In this article, we’ll explain what big data is, how it came to be, how technological advances have made it possible to utilize it, and how it’s changing the way we collect data. We’ll also discuss how today’s big data is just the beginning, and what the future holds for even bigger data.
For some time now, we have been hearing the unfamiliar word “big data” in various media. It’s only been a few years since the term became popular, but we’ve already gotten used to it. Even phrases like “marketing with big data” have become commonplace. But what is it about big data and data mining that has garnered so much attention? To answer this question, we need to understand the concept of big data and its background.
Big data literally means huge data sets. Any data that can be stored on a storage medium, from simple numbers to complex CCTV footage, can be collected and aggregated to form big data, regardless of its format. It’s interesting to note that there’s not much difference between traditional data and big data when it comes to the format of the data. However, if big data is just big data, then we should have seen this trend already in the late 1990s or early 2000s, when computer technology was rapidly advancing. So why did big data only become a buzzword in the 2010s? This is closely related to three important technological advances.
The first and foremost is a paradigm shift in CPU evolution. The central processing unit (CPU) is the brain of a computer that performs computational tasks, and in the past, it has seen such rapid advancements that Moore’s Law, which states that CPU performance doubles every 18 months, has become widely accepted. However, in 2004, CPU advancements hit what has been called the “4 GHz wall.” Up until then, CPU advancements were based on increasing the speed of a single computing unit by increasing the number of transistors (operational units) in a single core.
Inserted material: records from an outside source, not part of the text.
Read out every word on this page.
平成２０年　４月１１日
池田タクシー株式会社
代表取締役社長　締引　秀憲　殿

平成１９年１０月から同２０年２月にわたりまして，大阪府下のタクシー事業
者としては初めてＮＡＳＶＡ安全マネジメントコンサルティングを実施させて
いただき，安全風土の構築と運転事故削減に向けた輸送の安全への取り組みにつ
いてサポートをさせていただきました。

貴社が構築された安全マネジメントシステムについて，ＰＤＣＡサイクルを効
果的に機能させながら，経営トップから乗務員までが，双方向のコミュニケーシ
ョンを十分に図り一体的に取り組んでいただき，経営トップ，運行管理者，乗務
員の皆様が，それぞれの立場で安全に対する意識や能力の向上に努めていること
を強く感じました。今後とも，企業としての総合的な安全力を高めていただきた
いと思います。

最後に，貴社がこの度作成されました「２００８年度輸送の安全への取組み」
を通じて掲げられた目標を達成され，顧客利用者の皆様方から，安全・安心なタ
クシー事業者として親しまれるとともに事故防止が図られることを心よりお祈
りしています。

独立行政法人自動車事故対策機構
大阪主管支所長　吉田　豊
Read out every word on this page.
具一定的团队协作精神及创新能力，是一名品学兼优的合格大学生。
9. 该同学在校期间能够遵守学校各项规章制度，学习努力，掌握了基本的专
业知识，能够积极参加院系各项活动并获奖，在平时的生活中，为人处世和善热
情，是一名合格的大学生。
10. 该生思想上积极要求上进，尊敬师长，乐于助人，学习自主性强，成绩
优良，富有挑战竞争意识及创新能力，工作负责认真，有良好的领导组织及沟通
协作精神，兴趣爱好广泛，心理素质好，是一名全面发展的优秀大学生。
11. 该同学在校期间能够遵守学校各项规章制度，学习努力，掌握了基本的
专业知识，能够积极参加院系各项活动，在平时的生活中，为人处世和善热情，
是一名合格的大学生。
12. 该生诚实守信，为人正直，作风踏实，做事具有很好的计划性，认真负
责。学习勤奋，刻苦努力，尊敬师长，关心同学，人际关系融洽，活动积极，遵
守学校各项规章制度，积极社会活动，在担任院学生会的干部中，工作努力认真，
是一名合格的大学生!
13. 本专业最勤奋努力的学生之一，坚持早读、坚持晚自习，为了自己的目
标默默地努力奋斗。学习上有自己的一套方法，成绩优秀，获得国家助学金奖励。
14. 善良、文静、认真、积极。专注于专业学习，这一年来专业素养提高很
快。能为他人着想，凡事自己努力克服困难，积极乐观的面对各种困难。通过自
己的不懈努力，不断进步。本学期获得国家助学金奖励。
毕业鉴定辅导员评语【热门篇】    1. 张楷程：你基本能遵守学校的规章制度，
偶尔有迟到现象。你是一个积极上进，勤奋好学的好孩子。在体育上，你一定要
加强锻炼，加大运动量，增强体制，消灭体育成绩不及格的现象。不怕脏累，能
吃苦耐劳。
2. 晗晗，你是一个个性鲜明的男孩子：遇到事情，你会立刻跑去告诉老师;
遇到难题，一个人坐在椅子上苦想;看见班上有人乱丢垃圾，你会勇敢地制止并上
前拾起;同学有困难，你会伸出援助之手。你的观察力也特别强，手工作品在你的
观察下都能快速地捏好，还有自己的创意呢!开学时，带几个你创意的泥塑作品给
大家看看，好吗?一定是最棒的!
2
However, as transistors became more densely packed, they became increasingly hot, and a new approach was needed. Instead of increasing the number of transistors in a core, CPU manufacturers developed multi-core CPUs by putting multiple cores into a single CPU, which allowed them to process data in parallel. This has made it possible to process massive amounts of data faster and more efficiently, which was previously difficult due to computational speed limitations.
Advances in storage media also played an important role in ushering in the era of big data. Storage media such as hard disks (HDDs) have dramatically increased the capacity and speed of data storage. Hard disks with capacities of 8TB or more are now commonplace, and the advent of high-speed storage media such as solid state drives (SSDs) has greatly improved the speed at which large amounts of data can be stored and processed. These technological advances have made it easier to handle large amounts of data that were previously difficult to utilize due to storage space limitations.
While these advances in CPUs and storage media have made big data possible, changes in the way data is collected have further expanded its scope. The rapid proliferation of smart devices and social media in the 2010s changed the paradigm of data collection. Smart devices that are directly or indirectly connected to the network collect data from users through various sensors such as cameras, global positioning systems (GPS), and near field communication (NFC), and upload this data to the network in real time. In addition, users of social networks such as Facebook and Twitter voluntarily share their personal information online, which also contributes to this vast amount of data. In the past, it was common for entities with a specific purpose to collect targeted data, but now it is indiscriminately collected from the constant flow of data generated by smart devices and social networks. As more and more things are connected to the Internet due to advances in network technology, the Internet of Things (IOT) is ushering in the era of data collection and expanding the scope of data collection.
The development of multi-core CPUs, advances in storage media, and the expanding scope of data collection have combined to create the concept of big data. Many companies and government agencies are now analyzing their big data and trying to find meaningful information in it. The media is constantly emphasizing the importance of big data. But the most important reason to think about big data is that we’re just getting started. In the future, multi-core CPUs will evolve to perform even faster computations simultaneously, and storage media will offer greater capacity and faster speeds. And as more and more things become networked, the amount of data collected will grow exponentially. Big data as we recognize it today may pale in comparison to the truly big data era of the future.